Roy Suryo Tolak Sowan ke Jokowi Terkait Kasus Ijazah Palsu

Roy Suryo Tolak Sowan ke Jokowi Terkait Kasus Ijazah Palsu
Foto: Ilustrasi Roy Suryo Tolak Sowan ke Jokowi Terkait Kasus Ijazah Palsu.

Tersangka kasus dugaan fitnah dan pencemaran nama baik, Roy Suryo, menegaskan penolakan untuk mengunjungi kediaman Presiden ke-7 RI Joko Widodo di Solo pada Selasa (21/4/2026).
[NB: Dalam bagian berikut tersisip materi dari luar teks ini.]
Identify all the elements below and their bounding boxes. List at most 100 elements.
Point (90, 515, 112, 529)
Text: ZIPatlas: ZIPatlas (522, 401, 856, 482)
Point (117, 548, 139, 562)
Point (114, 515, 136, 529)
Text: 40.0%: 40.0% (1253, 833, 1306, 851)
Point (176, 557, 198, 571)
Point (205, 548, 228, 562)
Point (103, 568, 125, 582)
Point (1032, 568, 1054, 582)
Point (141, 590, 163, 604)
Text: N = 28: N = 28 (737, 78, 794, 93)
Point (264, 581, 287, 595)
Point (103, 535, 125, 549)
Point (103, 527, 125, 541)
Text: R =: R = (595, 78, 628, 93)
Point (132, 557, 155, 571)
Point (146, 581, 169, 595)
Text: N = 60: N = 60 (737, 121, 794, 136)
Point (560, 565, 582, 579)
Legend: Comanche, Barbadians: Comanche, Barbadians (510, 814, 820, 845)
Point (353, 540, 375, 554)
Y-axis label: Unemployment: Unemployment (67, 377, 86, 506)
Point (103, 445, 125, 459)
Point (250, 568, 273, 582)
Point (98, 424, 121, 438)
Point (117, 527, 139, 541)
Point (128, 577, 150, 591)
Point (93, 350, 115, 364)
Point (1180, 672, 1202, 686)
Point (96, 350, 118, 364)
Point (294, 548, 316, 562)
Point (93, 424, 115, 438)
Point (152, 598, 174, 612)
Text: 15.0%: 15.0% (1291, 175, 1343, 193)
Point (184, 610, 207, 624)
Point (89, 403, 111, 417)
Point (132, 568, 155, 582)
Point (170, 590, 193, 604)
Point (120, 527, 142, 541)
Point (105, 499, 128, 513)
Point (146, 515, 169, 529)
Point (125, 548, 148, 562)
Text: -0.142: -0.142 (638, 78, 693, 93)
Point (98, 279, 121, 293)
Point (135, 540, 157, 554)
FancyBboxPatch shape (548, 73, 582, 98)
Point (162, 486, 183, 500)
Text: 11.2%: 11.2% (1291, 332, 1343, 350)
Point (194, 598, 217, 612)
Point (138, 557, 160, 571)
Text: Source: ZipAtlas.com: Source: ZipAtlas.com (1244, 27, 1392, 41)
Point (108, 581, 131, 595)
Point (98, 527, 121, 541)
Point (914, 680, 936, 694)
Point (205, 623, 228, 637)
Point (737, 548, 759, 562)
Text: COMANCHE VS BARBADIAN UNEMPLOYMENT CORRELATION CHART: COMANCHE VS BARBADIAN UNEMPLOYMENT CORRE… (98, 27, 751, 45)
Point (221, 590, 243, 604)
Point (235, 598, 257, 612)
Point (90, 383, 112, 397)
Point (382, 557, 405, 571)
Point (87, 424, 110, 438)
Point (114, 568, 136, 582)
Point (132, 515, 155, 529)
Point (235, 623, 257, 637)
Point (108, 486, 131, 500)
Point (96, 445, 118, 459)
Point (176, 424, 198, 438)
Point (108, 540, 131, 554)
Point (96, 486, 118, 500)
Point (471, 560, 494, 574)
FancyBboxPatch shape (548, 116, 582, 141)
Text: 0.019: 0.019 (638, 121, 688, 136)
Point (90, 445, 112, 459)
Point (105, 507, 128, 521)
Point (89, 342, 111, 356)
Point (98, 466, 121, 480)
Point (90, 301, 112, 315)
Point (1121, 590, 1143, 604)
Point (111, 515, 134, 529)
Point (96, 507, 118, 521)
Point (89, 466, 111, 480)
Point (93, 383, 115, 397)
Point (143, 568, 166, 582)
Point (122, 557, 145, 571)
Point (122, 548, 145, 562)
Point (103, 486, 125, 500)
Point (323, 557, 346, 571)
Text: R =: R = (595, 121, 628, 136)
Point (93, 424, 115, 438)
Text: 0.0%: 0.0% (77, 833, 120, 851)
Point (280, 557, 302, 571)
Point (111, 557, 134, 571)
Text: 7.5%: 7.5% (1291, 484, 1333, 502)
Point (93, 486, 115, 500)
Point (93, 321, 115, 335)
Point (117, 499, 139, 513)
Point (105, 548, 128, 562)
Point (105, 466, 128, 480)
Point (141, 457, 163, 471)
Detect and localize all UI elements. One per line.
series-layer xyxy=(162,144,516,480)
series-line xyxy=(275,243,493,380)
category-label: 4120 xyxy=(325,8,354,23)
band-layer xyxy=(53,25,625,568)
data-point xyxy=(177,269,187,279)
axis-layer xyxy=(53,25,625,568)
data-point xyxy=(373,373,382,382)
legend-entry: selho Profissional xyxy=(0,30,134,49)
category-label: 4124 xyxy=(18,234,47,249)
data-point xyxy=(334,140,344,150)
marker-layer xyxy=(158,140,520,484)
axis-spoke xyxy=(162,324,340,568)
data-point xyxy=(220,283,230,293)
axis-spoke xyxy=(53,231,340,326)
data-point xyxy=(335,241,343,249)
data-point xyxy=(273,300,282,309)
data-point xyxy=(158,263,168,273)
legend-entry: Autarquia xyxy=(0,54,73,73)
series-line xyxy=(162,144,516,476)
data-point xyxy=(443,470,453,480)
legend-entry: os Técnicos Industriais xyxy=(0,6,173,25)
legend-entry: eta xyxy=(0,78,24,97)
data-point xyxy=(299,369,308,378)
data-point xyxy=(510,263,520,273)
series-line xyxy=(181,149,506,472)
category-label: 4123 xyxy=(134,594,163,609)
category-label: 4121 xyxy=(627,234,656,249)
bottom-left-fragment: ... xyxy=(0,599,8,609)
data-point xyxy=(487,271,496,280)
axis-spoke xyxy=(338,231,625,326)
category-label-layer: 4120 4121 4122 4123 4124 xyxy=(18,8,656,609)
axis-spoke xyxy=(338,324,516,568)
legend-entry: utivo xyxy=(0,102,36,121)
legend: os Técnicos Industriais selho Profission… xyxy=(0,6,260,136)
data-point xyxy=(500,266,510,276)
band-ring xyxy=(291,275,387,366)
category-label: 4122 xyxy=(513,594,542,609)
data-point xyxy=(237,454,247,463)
Keputusan ini diambil di tengah bergulirnya proses hukum terkait tudingan ijazah palsu yang dialamatkan kepada Jokowi.

Dilansir dari Kompas, mantan Menpora tersebut menyatakan sikapnya saat menanggapi kemungkinan melakukan pertemuan silaturahmi guna mendapatkan keadilan restoratif. Sikap ini berbeda dengan tiga tersangka lain dalam kasus serupa yang telah mendapatkan penghentian penyidikan.

"Apa. Saya tadi juga mengatakan di konferensi, sori Mac, atau sori Jack, gitu ya," kata Roy Suryo menanggapi pertanyaan mengenai rencana kunjungan ke Solo.
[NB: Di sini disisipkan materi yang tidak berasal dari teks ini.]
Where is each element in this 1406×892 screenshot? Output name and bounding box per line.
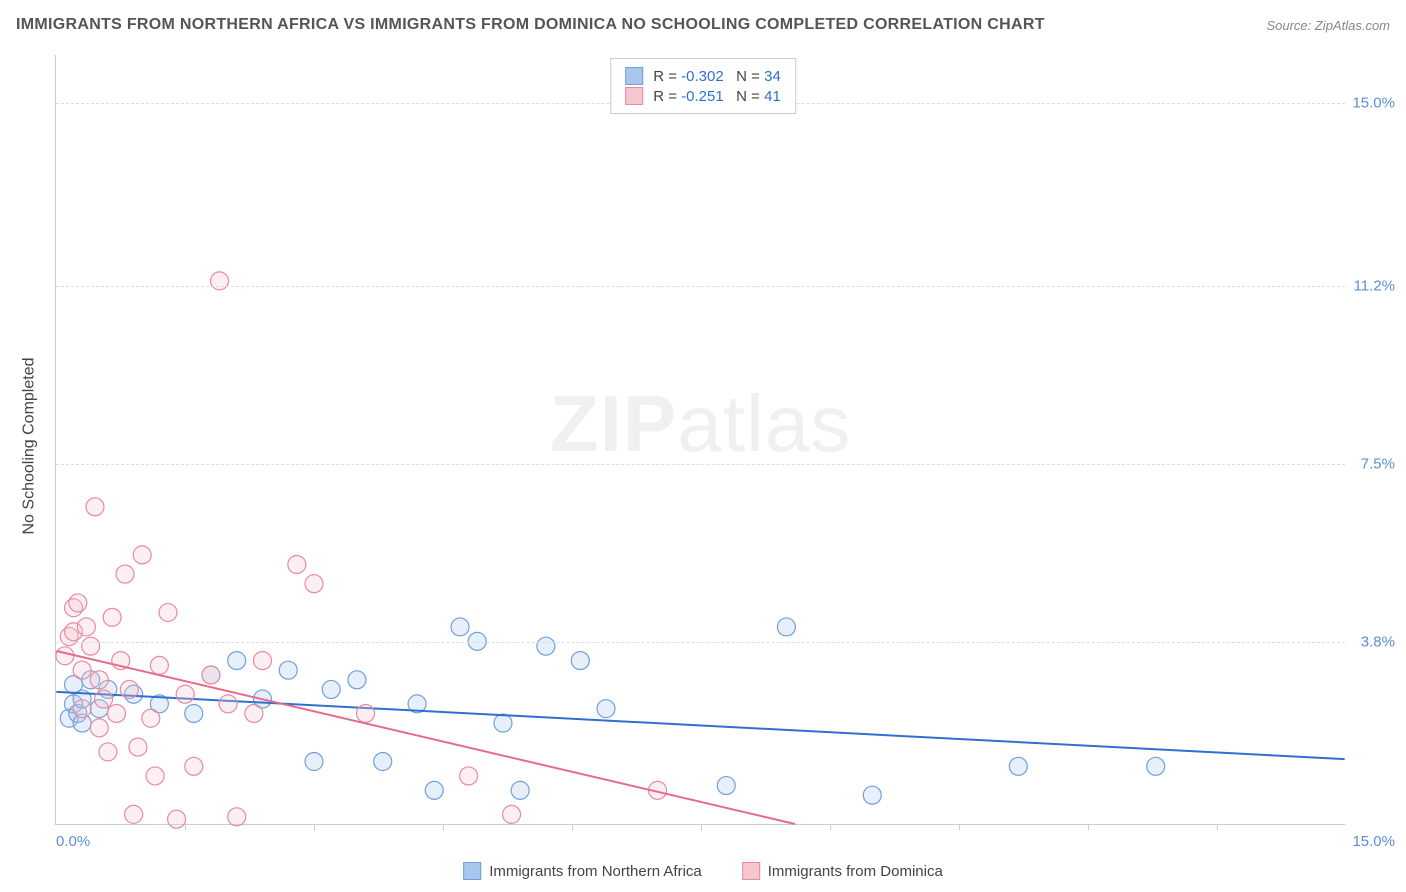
data-point <box>348 671 366 689</box>
data-point <box>1147 757 1165 775</box>
data-point <box>69 594 87 612</box>
data-point <box>185 704 203 722</box>
data-point <box>425 781 443 799</box>
data-point <box>73 661 91 679</box>
gridline <box>56 464 1345 465</box>
plot-area: ZIPatlas 3.8%7.5%11.2%15.0%0.0%15.0% <box>55 55 1345 825</box>
data-point <box>279 661 297 679</box>
data-point <box>95 690 113 708</box>
data-point <box>245 704 263 722</box>
bottom-legend-label: Immigrants from Dominica <box>768 863 943 880</box>
data-point <box>129 738 147 756</box>
data-point <box>146 767 164 785</box>
y-tick-label: 3.8% <box>1345 634 1395 651</box>
stat-legend-text: R = -0.302 N = 34 <box>653 68 781 85</box>
bottom-legend: Immigrants from Northern Africa Immigrant… <box>463 862 943 880</box>
stat-legend: R = -0.302 N = 34 R = -0.251 N = 41 <box>610 58 796 114</box>
gridline <box>56 286 1345 287</box>
data-point <box>56 647 74 665</box>
y-axis-title: No Schooling Completed <box>21 358 39 535</box>
chart-svg <box>56 55 1345 824</box>
data-point <box>202 666 220 684</box>
stat-legend-row: R = -0.251 N = 41 <box>625 87 781 105</box>
data-point <box>460 767 478 785</box>
legend-swatch <box>463 862 481 880</box>
data-point <box>305 753 323 771</box>
gridline <box>56 642 1345 643</box>
data-point <box>863 786 881 804</box>
data-point <box>116 565 134 583</box>
data-point <box>90 719 108 737</box>
x-tick <box>314 824 315 830</box>
x-tick <box>572 824 573 830</box>
data-point <box>537 637 555 655</box>
y-tick-label: 11.2% <box>1345 278 1395 295</box>
data-point <box>597 700 615 718</box>
data-point <box>288 555 306 573</box>
data-point <box>571 652 589 670</box>
x-tick <box>443 824 444 830</box>
data-point <box>125 805 143 823</box>
x-axis-min-label: 0.0% <box>56 833 90 850</box>
data-point <box>374 753 392 771</box>
data-point <box>717 777 735 795</box>
legend-swatch <box>625 87 643 105</box>
data-point <box>86 498 104 516</box>
legend-swatch <box>742 862 760 880</box>
data-point <box>176 685 194 703</box>
data-point <box>253 652 271 670</box>
data-point <box>777 618 795 636</box>
data-point <box>228 652 246 670</box>
x-tick <box>185 824 186 830</box>
stat-legend-text: R = -0.251 N = 41 <box>653 88 781 105</box>
data-point <box>503 805 521 823</box>
data-point <box>120 680 138 698</box>
stat-legend-row: R = -0.302 N = 34 <box>625 67 781 85</box>
data-point <box>142 709 160 727</box>
data-point <box>357 704 375 722</box>
data-point <box>133 546 151 564</box>
x-tick <box>701 824 702 830</box>
x-tick <box>830 824 831 830</box>
data-point <box>451 618 469 636</box>
data-point <box>150 656 168 674</box>
data-point <box>305 575 323 593</box>
x-tick <box>959 824 960 830</box>
x-axis-max-label: 15.0% <box>1352 833 1395 850</box>
data-point <box>1009 757 1027 775</box>
data-point <box>168 810 186 828</box>
data-point <box>73 700 91 718</box>
data-point <box>77 618 95 636</box>
regression-line <box>56 651 795 824</box>
data-point <box>494 714 512 732</box>
data-point <box>107 704 125 722</box>
data-point <box>82 637 100 655</box>
y-tick-label: 15.0% <box>1345 95 1395 112</box>
chart-title: IMMIGRANTS FROM NORTHERN AFRICA VS IMMIG… <box>16 16 1045 34</box>
data-point <box>103 608 121 626</box>
x-tick <box>1088 824 1089 830</box>
data-point <box>99 743 117 761</box>
data-point <box>228 808 246 826</box>
legend-swatch <box>625 67 643 85</box>
data-point <box>322 680 340 698</box>
source-label: Source: ZipAtlas.com <box>1266 18 1390 33</box>
regression-line <box>56 692 1344 759</box>
bottom-legend-item: Immigrants from Northern Africa <box>463 862 702 880</box>
y-tick-label: 7.5% <box>1345 456 1395 473</box>
bottom-legend-label: Immigrants from Northern Africa <box>489 863 702 880</box>
data-point <box>185 757 203 775</box>
data-point <box>90 671 108 689</box>
data-point <box>219 695 237 713</box>
data-point <box>159 604 177 622</box>
x-tick <box>1217 824 1218 830</box>
data-point <box>211 272 229 290</box>
data-point <box>511 781 529 799</box>
bottom-legend-item: Immigrants from Dominica <box>742 862 943 880</box>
Mantan anggota DPR itu kemudian memberikan kritik terhadap perilaku pihak tertentu yang dianggapnya tidak konsisten dalam memberikan pernyataan di ruang publik.

"Tapi yang jelas kan kita lihat lah. Ada orang yang mencla-mencle ya. Ada orang yang celometan gitu. Kalau orang biasa celometan nggak apa-apa," lanjut Roy Suryo.

Roy kembali mempertegas posisinya saat ditanya mengenai kemungkinan menjalin silaturahmi demi menyelesaikan perkara hukum yang sedang menjeratnya tersebut.

"Ngapain? Buktikan dulu bahwa dia punya yang namanya, yang disebut-sebut sebagai ijazah itu adalah asli. Ini jelas 99,9 persen palsu kok begitu," lanjut Roy Suryo.

Ia menuntut adanya pembuktian fisik mengenai keaslian dokumen kelulusan yang diterbitkan oleh Universitas Gadjah Mada (UGM) pada puluhan tahun silam.

"Dan buktikan apakah benar ijazah yang sekarang dipegang oleh Jokowi itu dulu ijazah yang dicetak oleh UGM pada bulan November tahun 1985. Saya sangat yakin, tidak." ujar Roy Suryo.

Pakar telematika ini mengeklaim adanya ketidakkonsistenan data pada dokumen ijazah yang digunakan dalam berbagai tahapan pemilihan umum di masa lalu.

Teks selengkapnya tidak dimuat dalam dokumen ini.